Зоя (в роскошном туалете). Как я рада, милый Борис Семенович!
Гусь. Здравствуйте, Зоя Денисовна, здравствуйте!
Зоя. Садитесь сюда, здесь уютнее. Ай-яй-яй, какой же вы нехороший!
Гусь. Вы мне говорите, что я нехороший? Это замечательно. Вся Москва мне твердит на всех перекрестках, что я именно хороший, и только вы одна находите, что это наоборот.
Зоя. Ах, Борис Семенович. Москва льстива. Она преклоняется перед людьми, занимающими такое громадное положение, как ваше, а я бедная портниха, мне все равно. Ай-яй! Сосед, близкий знакомый, а хоть бы раз зашел.
Гусь. Поверьте мне, я с удовольствием, но у меня...
Зоя. Я шучу... Я знаю, что у вас дела по горло.
Гусь. Не по горло, а вот сколько. Утром заседание, в полдень заседание, днем — заседание, вечером заседание, а ночью...
Зоя. Тоже заседание.
Гусь. Нет, бессонница.
Зоя. Бедненький, вы переутомитесь.
Гусь. Уже.
Зоя. Ну вот видите. Вам нужно развлекаться!
Гусь. О том, чтобы я развлекался, не может быть и речи... (Увидел картину.) Ай, замечательный художник... Замечательный художник... прямо замечательный.
Зоя. Французская школа.
Гусь. Замечательная школа. Вот это школа! Скажите, вы не хотите продать эту картину?
Зоя. А вы хотели бы ее купить?
Гусь. Да, я ничего бы не имел против. Я люблю картины. У меня теперь большая квартира, а стены, извините за выражение, голые.
Зоя. Так вы бы хотели на голую стену повесить голую женщину? Я и не знала, что вы такой.
Гусь. Вы пикантная женщина.
Зоя.

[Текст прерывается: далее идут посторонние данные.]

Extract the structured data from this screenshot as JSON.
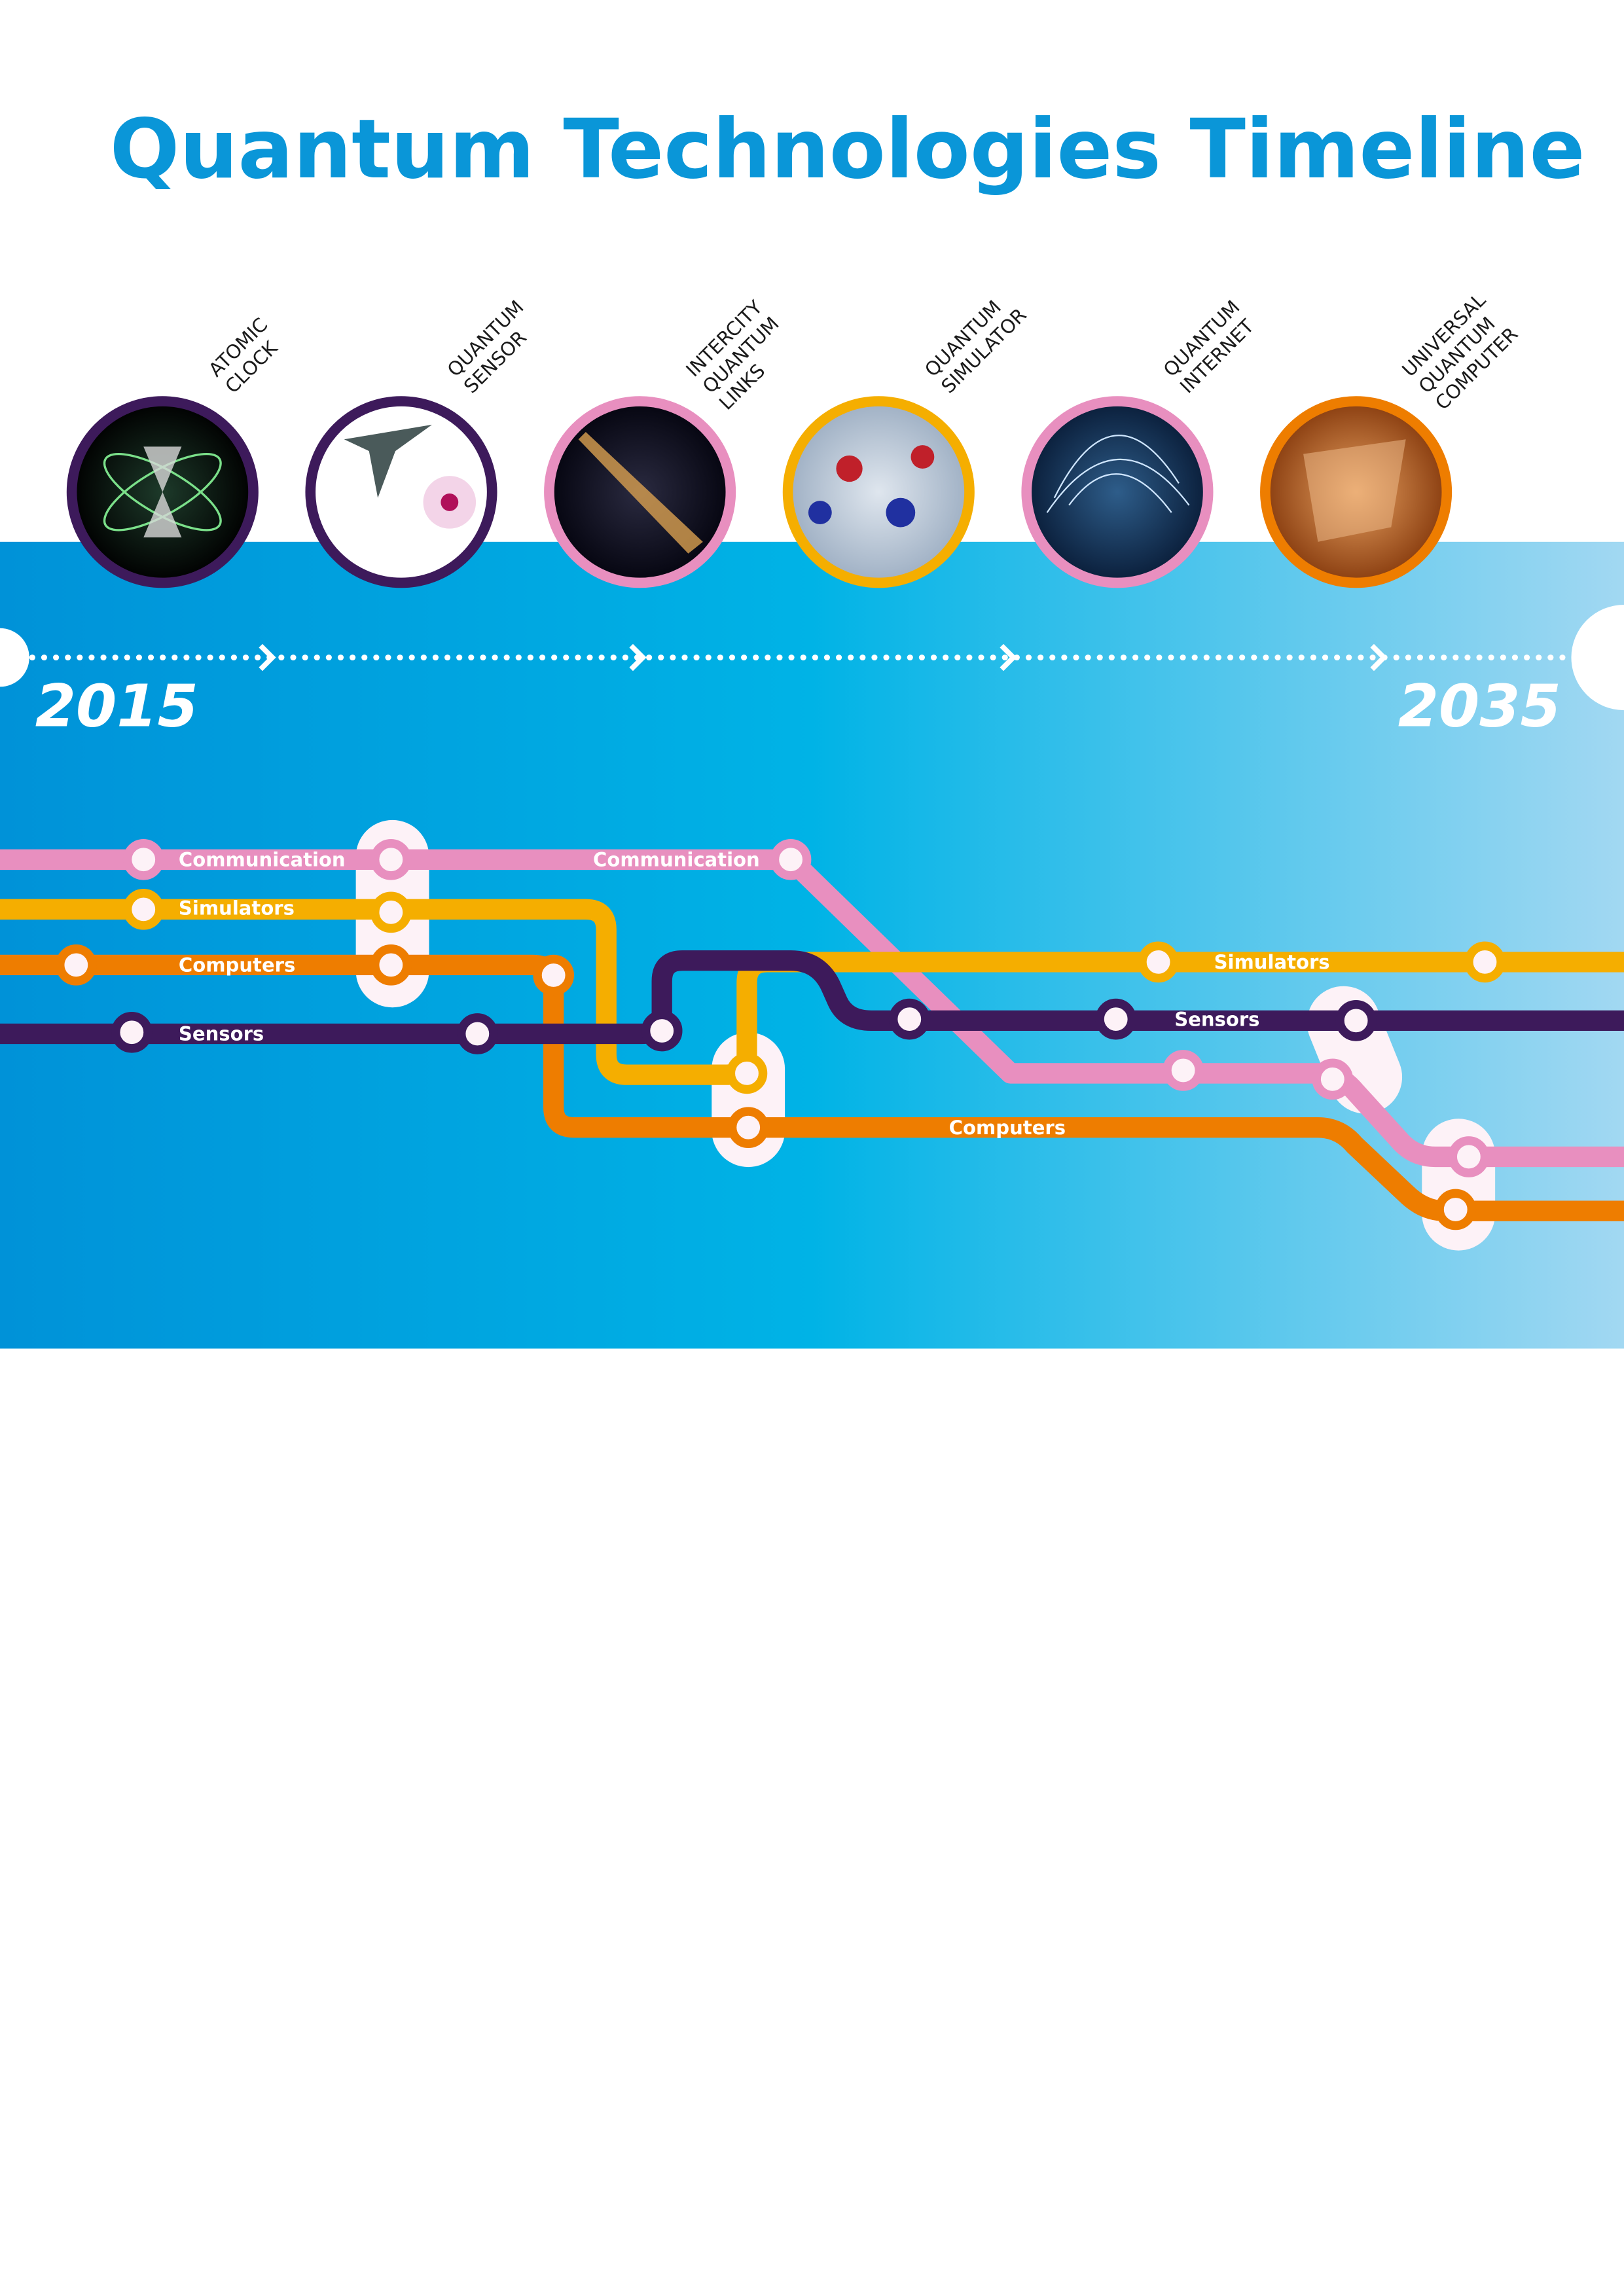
{
  "header": {
    "title": "Quantum Technologies Timeline"
  },
  "milestones": [
    {
      "lines": [
        "ATOMIC",
        "CLOCK"
      ]
    },
    {
      "lines": [
        "QUANTUM",
        "SENSOR"
      ]
    },
    {
      "lines": [
        "INTERCITY",
        "QUANTUM",
        "LINKS"
      ]
    },
    {
      "lines": [
        "QUANTUM",
        "SIMULATOR"
      ]
    },
    {
      "lines": [
        "QUANTUM",
        "INTERNET"
      ]
    },
    {
      "lines": [
        "UNIVERSAL",
        "QUANTUM",
        "COMPUTER"
      ]
    }
  ],
  "timeline": {
    "start": "2015",
    "end": "2035"
  },
  "line_labels": [
    "Communication",
    "Simulators",
    "Computers",
    "Sensors",
    "Communication",
    "Simulators",
    "Sensors",
    "Computers"
  ]
}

Ах, какая там пикантная. Старость, старость, дорогой Борис Семенович. Картину я не собираюсь продавать, но когда я буду уезжать за границу, я вам ее подарю.
Гусь. С какой же стати?
Зоя. Вы обидите меня отказом. Ни слова. Вы так много сделали для меня. Мастерская обязана вам своим существованием.

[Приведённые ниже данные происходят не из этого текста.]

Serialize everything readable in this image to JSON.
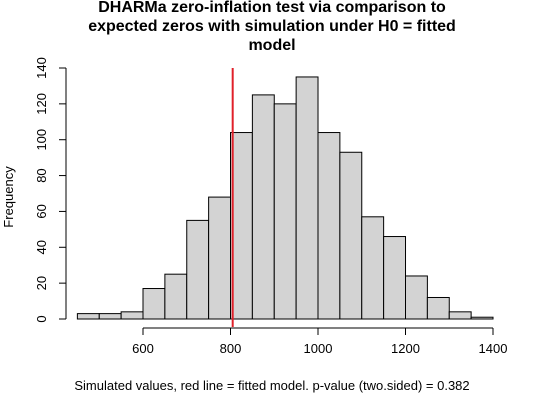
{
  "chart_data": {
    "type": "bar",
    "title_lines": [
      "DHARMa zero-inflation test via comparison to",
      "expected zeros with simulation under H0 = fitted",
      "model"
    ],
    "xlabel": "Simulated values, red line = fitted model. p-value (two.sided) = 0.382",
    "ylabel": "Frequency",
    "bin_edges": [
      450,
      500,
      550,
      600,
      650,
      700,
      750,
      800,
      850,
      900,
      950,
      1000,
      1050,
      1100,
      1150,
      1200,
      1250,
      1300,
      1350,
      1400
    ],
    "values": [
      3,
      3,
      4,
      17,
      25,
      55,
      68,
      104,
      125,
      120,
      135,
      104,
      93,
      57,
      46,
      24,
      12,
      4,
      1
    ],
    "reference_line": {
      "x": 805,
      "color": "#e0202a"
    },
    "xlim": [
      450,
      1400
    ],
    "ylim": [
      0,
      140
    ],
    "x_ticks": [
      600,
      800,
      1000,
      1200,
      1400
    ],
    "y_ticks": [
      0,
      20,
      40,
      60,
      80,
      100,
      120,
      140
    ],
    "grid": false
  }
}
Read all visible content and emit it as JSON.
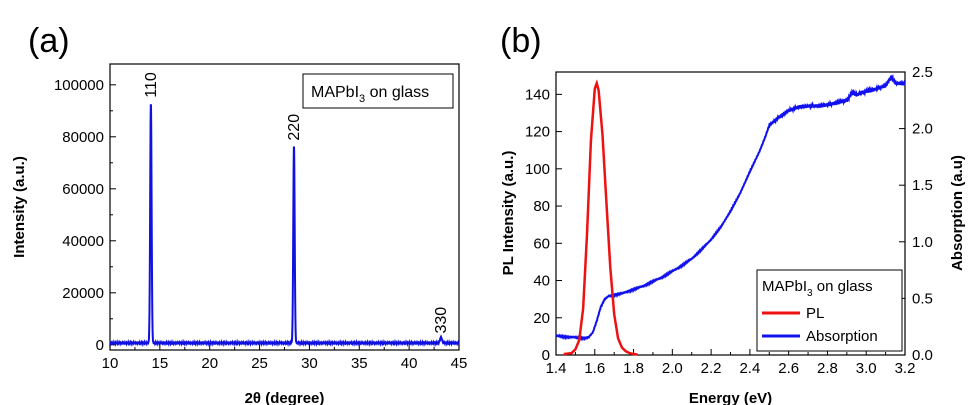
{
  "chart_data": [
    {
      "panel_label": "(a)",
      "type": "line",
      "xlabel": "2θ (degree)",
      "ylabel": "Intensity (a.u.)",
      "xlim": [
        10,
        45
      ],
      "ylim": [
        -2000,
        108000
      ],
      "xticks": [
        "10",
        "15",
        "20",
        "25",
        "30",
        "35",
        "40",
        "45"
      ],
      "yticks": [
        "0",
        "20000",
        "40000",
        "60000",
        "80000",
        "100000"
      ],
      "grid": false,
      "legend": {
        "placement": "top-right",
        "text_prefix": "MAPbI",
        "text_sub": "3",
        "text_suffix": " on glass"
      },
      "color": "#1010e0",
      "baseline": 700,
      "peaks": [
        {
          "x": 14.1,
          "y": 93500,
          "label": "110"
        },
        {
          "x": 28.45,
          "y": 77000,
          "label": "220"
        },
        {
          "x": 43.2,
          "y": 2800,
          "label": "330"
        }
      ]
    },
    {
      "panel_label": "(b)",
      "type": "line",
      "xlabel": "Energy (eV)",
      "ylabel": "PL Intensity (a.u.)",
      "ylabel_right": "Absorption (a.u)",
      "xlim": [
        1.4,
        3.2
      ],
      "ylim": [
        0,
        152
      ],
      "ylim_right": [
        0,
        2.5
      ],
      "xticks": [
        "1.4",
        "1.6",
        "1.8",
        "2.0",
        "2.2",
        "2.4",
        "2.6",
        "2.8",
        "3.0",
        "3.2"
      ],
      "yticks": [
        "0",
        "20",
        "40",
        "60",
        "80",
        "100",
        "120",
        "140"
      ],
      "yticks_right": [
        "0.0",
        "0.5",
        "1.0",
        "1.5",
        "2.0",
        "2.5"
      ],
      "grid": false,
      "legend": {
        "placement": "bottom-right",
        "title_prefix": "MAPbI",
        "title_sub": "3",
        "title_suffix": " on glass",
        "entries": [
          "PL",
          "Absorption"
        ]
      },
      "series": [
        {
          "name": "PL",
          "color": "#ee1111",
          "x": [
            1.44,
            1.48,
            1.5,
            1.52,
            1.54,
            1.56,
            1.58,
            1.6,
            1.61,
            1.62,
            1.64,
            1.66,
            1.68,
            1.7,
            1.72,
            1.74,
            1.76,
            1.78,
            1.8,
            1.82
          ],
          "y": [
            0.5,
            1,
            3,
            8,
            25,
            65,
            115,
            143,
            146,
            142,
            118,
            82,
            47,
            22,
            9,
            4,
            2,
            1,
            0.5,
            0.3
          ]
        },
        {
          "name": "Absorption",
          "color": "#1111ee",
          "axis": "right",
          "x": [
            1.4,
            1.44,
            1.48,
            1.52,
            1.55,
            1.57,
            1.59,
            1.61,
            1.63,
            1.65,
            1.67,
            1.7,
            1.75,
            1.8,
            1.85,
            1.9,
            1.95,
            2.0,
            2.05,
            2.1,
            2.15,
            2.2,
            2.25,
            2.3,
            2.35,
            2.4,
            2.45,
            2.48,
            2.5,
            2.55,
            2.6,
            2.65,
            2.7,
            2.75,
            2.8,
            2.85,
            2.9,
            2.93,
            2.95,
            3.0,
            3.05,
            3.1,
            3.13,
            3.15,
            3.2
          ],
          "y": [
            0.17,
            0.16,
            0.16,
            0.15,
            0.15,
            0.16,
            0.2,
            0.3,
            0.42,
            0.49,
            0.52,
            0.53,
            0.55,
            0.58,
            0.61,
            0.65,
            0.69,
            0.74,
            0.79,
            0.85,
            0.93,
            1.02,
            1.13,
            1.27,
            1.43,
            1.62,
            1.8,
            1.93,
            2.03,
            2.1,
            2.16,
            2.19,
            2.2,
            2.2,
            2.21,
            2.23,
            2.25,
            2.32,
            2.3,
            2.33,
            2.35,
            2.38,
            2.46,
            2.4,
            2.4
          ]
        }
      ]
    }
  ]
}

Гусь. Ах, это пустяки. Кстати о мастерской. Я ведь к вам отчасти по делу. Только это между нами. Мне нужен парижский туалет. Знаете, какой-нибудь крик моды, червонцев на двадцать или двадцать пять.
Зоя. Понимаю. Подарок.
Гусь. Между нами.
Зоя. Ах, плутишка! Влюблен! Ну сознавайтесь. Влюблен?
Гусь. Между нами.
Зоя. Не бойтесь. Не скажу супруге. Ах мужчины, ах мужчины!
Гусь. Замечательный художник.
Зоя. Хорошо, сейчас мы все это устроим. Только уговор: это тоже между нами. Мой администратор покажет вам модели, и вы выберете все, что вам нужно. А потом будем ужинать. Сегодня вы мой, я вас не выпущу.

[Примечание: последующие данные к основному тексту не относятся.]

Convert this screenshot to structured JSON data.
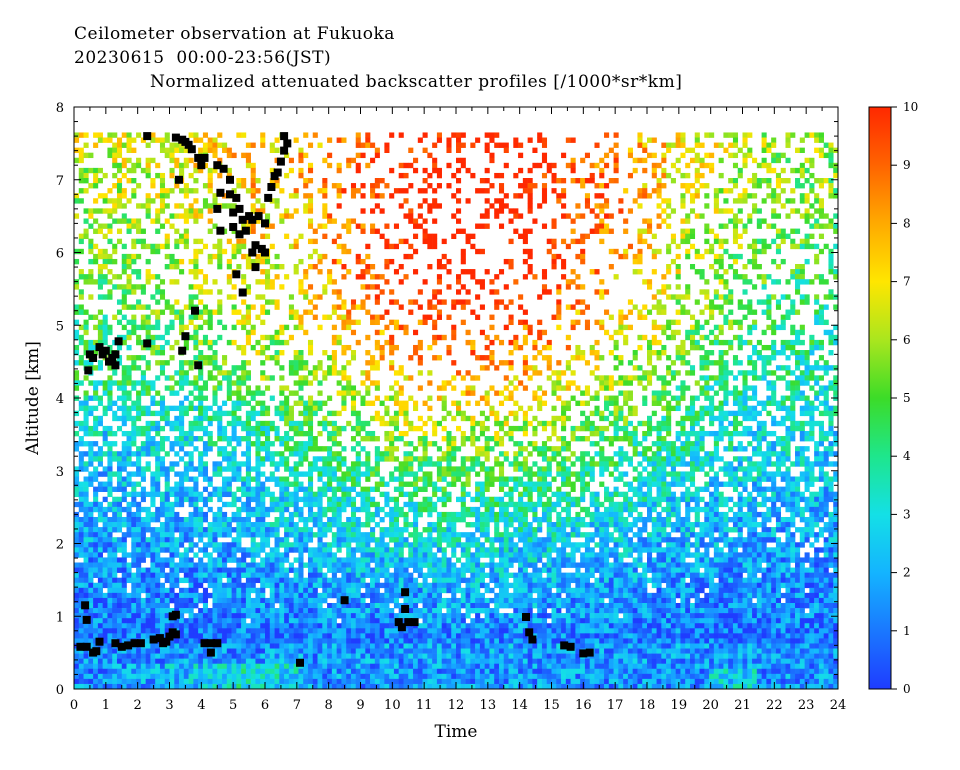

Гусь. Мерси. У вас есть администратор? Это замечательно. Посмотрим, посмотрим, какой у вас такой администратор.
Зоя. Сейчас вы его увидите. (Скрывается.)
Аметистов (во фраке, внезапно). Кан он парль дю солей, он вуа ле рейон. Что в переводе на русский язык означает: когда говорят о солнце, видят его лучи.
Гусь. Это вы мне про лучи?
Аметистов. Вам, глубокоуважаемый Борис Семенович. Позвольте представиться — Аметистов.
Гусь. Гусь.
Аметистов. Желаете иметь туалетик? Доброе дело задумали, доброе дело задумали, многоуважаемый Борис Семенович. Могу вас уверить, что такого выбора вы нигде в Москве не встретите. Херувим!
Херувим появился.
Гусь. Позвольте. Это же китаец!
Аметистов. Точно так. Китаец, с вашего позволения. Не обращайте на него внимания, почтеннейший Борис Семенович. Обыкновенный сын Поднебесной империи и отличается только одним качеством — примерной честностью.
Гусь. А зачем китаец?
Аметистов. Преданный, старый мой лакей, драгоценнейший Борис Семенович. Вывез я его из Шанхая, где долго странствовал, собирая материалы.
Гусь. Это замечательно. Для чего материалы?
Аметистов. Для большого этнографического труда. Впрочем, я вам как-нибудь после расскажу о своих скитаниях, глубочайше уважаемый мною Борис Семенович. Вы прямо будете рыдать. Херувим! Дай нам чего-нибудь прохладительного.
Херувим. Сицас. (Исчезает и тотчас появляется с шампанским.)
Аметистов. Прошу.
Гусь. Это шампанское? Замечательно вы поставили дело, гражданин администратор.
Аметистов. Же панс![49] Поработав у Пакэна в Париже, можно приобрести навык.
Гусь. Вы работали в Париже?
Аметистов. Пять лет, любезнейший Борис Семенович. Херувим, можешь идти.
Херувим исчезает.
Гусь. Вы знаете, если б я верил в загробную жизнь, я бы сказал, что он действительно вылитый херувим.
Аметистов. Глядя на него, невольно уверуешь. Ваше здоровье, глубоко и искренне уважаемый мною Борис Семенович! А также здоровье вашего почтенного треста тугоплавких металлов! Ура, ура и ура! Нет, нет, до дна, не обижайте фирмы.
Гусь. У вас замечательно поставлено дело.
Аметистов. Будьте спокойны. Итак, она блондинка, шатенка?
Гусь. Кто?
Аметистов. Пардон-пардон. Та уважаемая особа женского пола, для которой предназначается туалет.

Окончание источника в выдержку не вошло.